И дорога на бой усвятскому ополчению лежит как раз через неубранные хлебные нивы, которые, «как ни в какой день», особенно волнуются под ветром, будто бы мечутся и гневаются, бессильно стелясь колосьями под сапоги и лапти уходящих солдат.
Повесть, созданная в лучших традициях отечественной реалистической прозы, свидетельствует и о новых приемах письма, способах подачи материала. Это образы-символы. Таков запаленный скач вдоль деревенской улицы конника, раздающего повестки фронтовым призывникам, будто бы картина занимающегося пожара. «Верховой, подворачивая, словно факелом подпаливал подворья, и те вмиг занимались поветренным плачем и сумятицей, как бывает только в российских бесхитростных деревнях, где не прячут ни радости, ни безутешного горя». Таков мрачный силуэт коршуна, повадившегося искать добычи в окрестностях Усвят в эти надрывные июльские дни. Похожий на букву «Т», он чудится то самолетом, стая которых уже провыла над деревней, уходя на запад, то печатью беды «в ясной полуденной синеве». «Чьи-то невидимые глаза, чей-то разбойничий замысел кружил над мирными берегами...» Так же многозначительно представляется и парение матерого орла — «будто черная распростертая рубаха» — над курганом, где когда-то высилась старинная дозорная вышка, с хребта какого в последний раз видят усвятцы родную деревню.

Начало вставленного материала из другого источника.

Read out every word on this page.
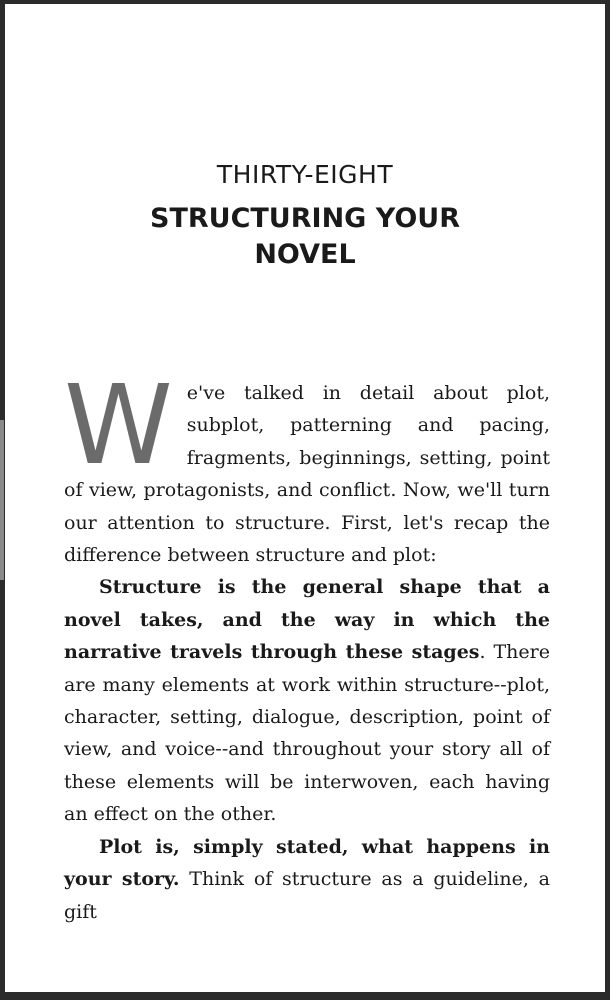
THIRTY-EIGHT
STRUCTURING YOUR NOVEL

We've talked in detail about plot, subplot, patterning and pacing, fragments, beginnings, setting, point of view, protagonists, and conflict. Now, we'll turn our attention to structure. First, let's recap the difference between structure and plot:

Structure is the general shape that a novel takes, and the way in which the narrative travels through these stages. There are many elements at work within structure--plot, character, setting, dialogue, description, point of view, and voice--and throughout your story all of these elements will be interwoven, each having an effect on the other.

Plot is, simply stated, what happens in your story. Think of structure as a guideline, a gift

Но все эти образные признаки грозно надвинувшейся беды перекрывает жизнеутверждающий смысл незамысловатых имен, какие, о том не ведая, испокон века носят усвятцы: Лехи, Кольки, Афоньки, Касьянки. Дедушка Селиван, старожил села, Георгиевский кавалер, живое олицетворение славных трудовых и воинских подвигов своего народа, напутствуя ратников, заповедно рассказывает им по старинной книге перевод с греческого на русский этих искаженных по деревенской небрежности прозваний человеческих. И оказывается, что Алексей значит «заступник Отечества», Николай — «победитель», Афанасий — «не боящийся смерти».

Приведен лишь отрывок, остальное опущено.